Mainly because a large deal of our feeling confident that our use of unlicensed copyrighted material is "fair" is that it is purportedly for "comment and criticism." This approach seems backed up by a number of informed sources, i.e. http://fairuse.stanford.edu/Copyright_and_Fair_Use_Overview/chapter9/9-a.htm... lists "Comment and Criticism" and "Parody" as the two primary categories of things which receive legal blessing for "Fair use" claims. I think most people have a pretty poor view of what counts legally as the latter (most seem to think it just means "used in a funny way" which is not at all how the courts interpret "parody"). As for the former, the Stanford page says:
"If you are commenting upon or critiquing a copyrighted work--for instance, writing a book review -- fair use principles allow you to reproduce some of the work to achieve your purposes. Some examples of commentary and criticism include:
- quoting a few lines from a Bob Dylan song in a music review - summarizing and quoting from a medical article on prostate cancer in a news report - copying a few paragraphs from a news article for use by a teacher or student in a lesson, or - copying a portion of a Sports Illustrated magazine article for use in a related court case.
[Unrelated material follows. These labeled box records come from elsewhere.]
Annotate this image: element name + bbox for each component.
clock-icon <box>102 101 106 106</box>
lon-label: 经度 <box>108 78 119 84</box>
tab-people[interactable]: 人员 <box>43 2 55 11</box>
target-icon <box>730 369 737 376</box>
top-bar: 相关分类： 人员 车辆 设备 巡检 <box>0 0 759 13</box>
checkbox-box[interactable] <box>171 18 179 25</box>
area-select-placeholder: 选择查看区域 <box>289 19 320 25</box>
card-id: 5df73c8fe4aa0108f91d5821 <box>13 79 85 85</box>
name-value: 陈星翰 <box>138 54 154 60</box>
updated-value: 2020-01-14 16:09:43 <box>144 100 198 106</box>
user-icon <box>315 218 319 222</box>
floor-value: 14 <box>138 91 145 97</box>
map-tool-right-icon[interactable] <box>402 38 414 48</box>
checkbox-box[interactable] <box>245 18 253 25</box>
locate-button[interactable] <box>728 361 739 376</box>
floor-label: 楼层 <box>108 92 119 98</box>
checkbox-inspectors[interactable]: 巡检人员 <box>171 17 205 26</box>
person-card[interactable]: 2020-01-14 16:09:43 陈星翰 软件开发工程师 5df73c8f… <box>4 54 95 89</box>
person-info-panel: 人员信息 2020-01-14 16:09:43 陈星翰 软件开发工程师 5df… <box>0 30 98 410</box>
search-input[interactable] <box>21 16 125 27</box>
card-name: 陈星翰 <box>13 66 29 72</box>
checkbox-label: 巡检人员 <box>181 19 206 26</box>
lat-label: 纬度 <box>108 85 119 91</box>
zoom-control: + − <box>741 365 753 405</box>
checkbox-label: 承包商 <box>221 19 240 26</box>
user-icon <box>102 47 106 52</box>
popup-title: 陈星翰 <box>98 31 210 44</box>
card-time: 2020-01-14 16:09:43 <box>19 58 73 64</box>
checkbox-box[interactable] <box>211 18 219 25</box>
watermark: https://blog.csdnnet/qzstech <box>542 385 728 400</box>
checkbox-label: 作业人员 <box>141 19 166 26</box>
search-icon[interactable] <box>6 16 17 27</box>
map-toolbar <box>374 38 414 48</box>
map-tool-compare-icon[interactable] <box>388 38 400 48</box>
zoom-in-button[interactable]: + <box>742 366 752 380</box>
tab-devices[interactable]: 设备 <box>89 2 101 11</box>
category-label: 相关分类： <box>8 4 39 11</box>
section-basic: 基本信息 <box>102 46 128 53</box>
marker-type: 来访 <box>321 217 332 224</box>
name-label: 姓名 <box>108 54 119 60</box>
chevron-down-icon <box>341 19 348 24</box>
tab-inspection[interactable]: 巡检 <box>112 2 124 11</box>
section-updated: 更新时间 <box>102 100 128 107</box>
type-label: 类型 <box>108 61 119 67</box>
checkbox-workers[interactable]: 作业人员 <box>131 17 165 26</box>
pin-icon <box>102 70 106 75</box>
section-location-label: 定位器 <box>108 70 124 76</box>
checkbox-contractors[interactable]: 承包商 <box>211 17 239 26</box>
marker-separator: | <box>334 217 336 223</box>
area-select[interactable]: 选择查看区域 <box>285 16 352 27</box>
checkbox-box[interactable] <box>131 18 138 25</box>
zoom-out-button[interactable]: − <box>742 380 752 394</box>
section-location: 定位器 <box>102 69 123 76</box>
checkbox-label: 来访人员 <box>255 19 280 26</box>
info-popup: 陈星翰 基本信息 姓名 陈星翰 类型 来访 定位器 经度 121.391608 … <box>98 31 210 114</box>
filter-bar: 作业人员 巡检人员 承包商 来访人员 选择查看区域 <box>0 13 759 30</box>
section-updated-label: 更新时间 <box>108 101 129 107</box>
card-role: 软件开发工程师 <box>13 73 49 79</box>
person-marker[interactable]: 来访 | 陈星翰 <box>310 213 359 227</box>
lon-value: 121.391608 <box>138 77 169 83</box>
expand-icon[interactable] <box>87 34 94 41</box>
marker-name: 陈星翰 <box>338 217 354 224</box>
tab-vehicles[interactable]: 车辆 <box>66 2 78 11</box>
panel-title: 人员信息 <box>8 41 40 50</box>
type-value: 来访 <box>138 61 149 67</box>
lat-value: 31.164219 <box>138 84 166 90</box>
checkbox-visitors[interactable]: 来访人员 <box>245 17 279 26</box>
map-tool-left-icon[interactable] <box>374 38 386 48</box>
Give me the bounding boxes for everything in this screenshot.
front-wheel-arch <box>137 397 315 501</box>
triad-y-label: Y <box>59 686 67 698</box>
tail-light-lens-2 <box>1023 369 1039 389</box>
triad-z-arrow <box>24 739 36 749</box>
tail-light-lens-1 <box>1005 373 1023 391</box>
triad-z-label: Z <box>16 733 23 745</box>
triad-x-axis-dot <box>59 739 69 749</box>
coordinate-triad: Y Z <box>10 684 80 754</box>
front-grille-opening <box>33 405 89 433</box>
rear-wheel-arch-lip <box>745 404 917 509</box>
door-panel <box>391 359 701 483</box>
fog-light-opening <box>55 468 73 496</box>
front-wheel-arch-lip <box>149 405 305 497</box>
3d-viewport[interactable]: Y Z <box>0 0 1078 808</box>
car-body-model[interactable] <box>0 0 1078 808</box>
The underlying rationale of this rule is that the public benefits from your review, which is enhanced by including some of the copyrighted material. Additional examples of commentary or criticism are provided in the examples of fair use cases in Section C."
Now whether we achieve this in the article namespace is of course often under discussion. In the User and Template namespaces media is primarily used for decoration and personalization. This would not seem to fall under the above descriptions even in a very optimistic approach.
Unfortunately the Stanford Fair Use case summaries page has almost nothing relating to using images on webpages (only the "thumbnailing" case which is not quite the same thing) so it is hard to know what sort of precedent one would be fallnig back upon in either direction. I know a few cases offhand but I'm not a lawyer and it is hard for me to sort through what is most relevant and what would not be.
This is, anyway, my understanding of what the policy is based upon, for better or worse. There is also a crude risk/benefit equation going on here. There is simply no compelling reason to allow unlicensed, copyrighted images in the user namespace, and a number of reasons to be suspicious of it.
FF
On 1/4/06, Anthony DiPierro wikilegal@inbox.org wrote:
On 1/3/06, SCZenz sczenz@gmail.com wrote:
"Fair use" images can't possibly be used on user pages or template pages without violating copyright, as far as I can see.
I'm sure this has been discussed before, so could you point us to a url where this assertion is explained? Alternatively I suppose you could just write the explanation here, but that'd probably be redundant.